Jeff Johnson wrote:
On Jul 24, 2011, at 4:35 PM, Ljubomir Ljubojevic wrote:
Oh, yeah, yum reads and process xml files, not actual files, so searches are fast because of it.
Here's something that might help you:
Using xml is a significant performance hit: see recent patches to yum/createrepo to use sqlite instead of xml … lemme find the check-in claim … here is the claim http://lists.baseurl.org/pipermail/rpm-metadata/2011-July/001353.html and quoting
Tested locally on repodata of 9000 pkgs.
Goes from 1.8-> 2GB of memory in use with the old createrepo code to 325MB of memory in use - same operation - performance-wise it is not considerably different. More testing will bear that out, though.

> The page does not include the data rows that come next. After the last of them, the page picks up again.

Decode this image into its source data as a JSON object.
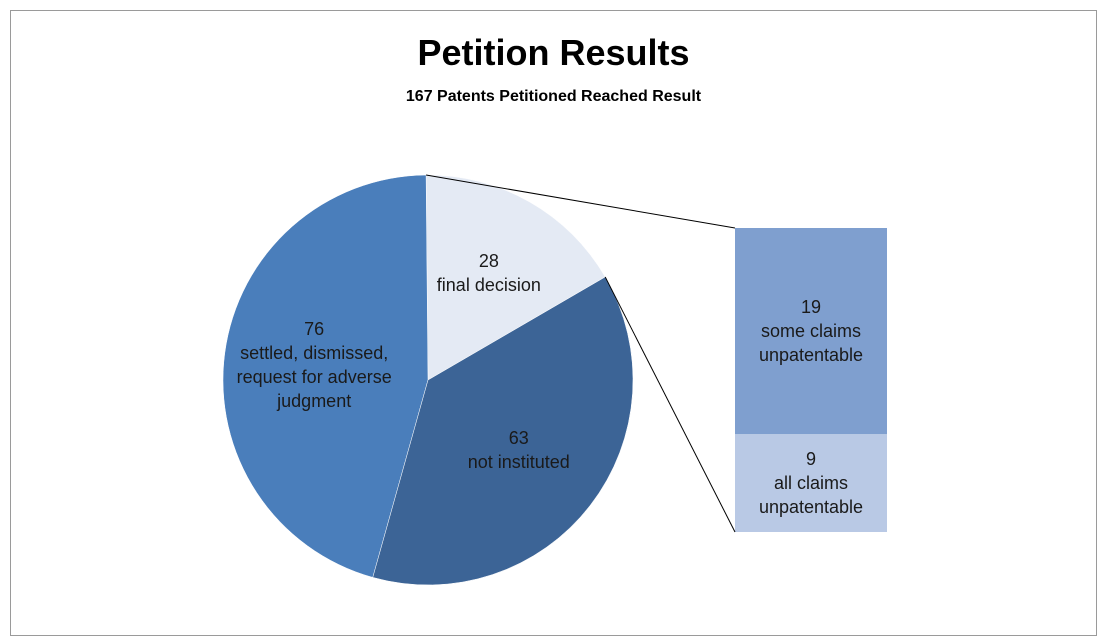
{
  "chart_data": {
    "type": "pie-of-bar",
    "title": "Petition Results",
    "subtitle": "167 Patents Petitioned Reached Result",
    "categories": [
      "final decision",
      "settled, dismissed, request for adverse judgment",
      "not instituted"
    ],
    "values": [
      28,
      76,
      63
    ],
    "colors": [
      "#e4eaf4",
      "#4a7ebb",
      "#3c6496"
    ],
    "bar": {
      "categories": [
        "some claims unpatentable",
        "all claims unpatentable"
      ],
      "values": [
        19,
        9
      ],
      "colors": [
        "#7f9fcf",
        "#b9c9e5"
      ]
    }
  }
}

So -- if I believe those numbers -- there's *lots* of room for improvement in yum ripping out xml and replacing with a sqlite database. Note that createrepo != yum but some of the usage cases are similar. The general problem in yum (and smart and apt) is the high cost of the cache load, and the amount of aml that must be parsed/read in order to be cached. Adding a sqlite backing store which can just be used, not loaded, is a win.
You have mistaken createrepo with yum repomd data. Createrepo is for creating actual repository (I use mrepo).
Yum data (repomd, repoview) is different story. Every repository stores data in xml file packed with tar. They are unpacked in memory and xml data is parsed and put into internal database (and cache). It is very much possible that yum internally (for cache) uses sqlite database, haven't had the need to research. Using "yum -C <command>" will use yum cache rather then download repomd data again.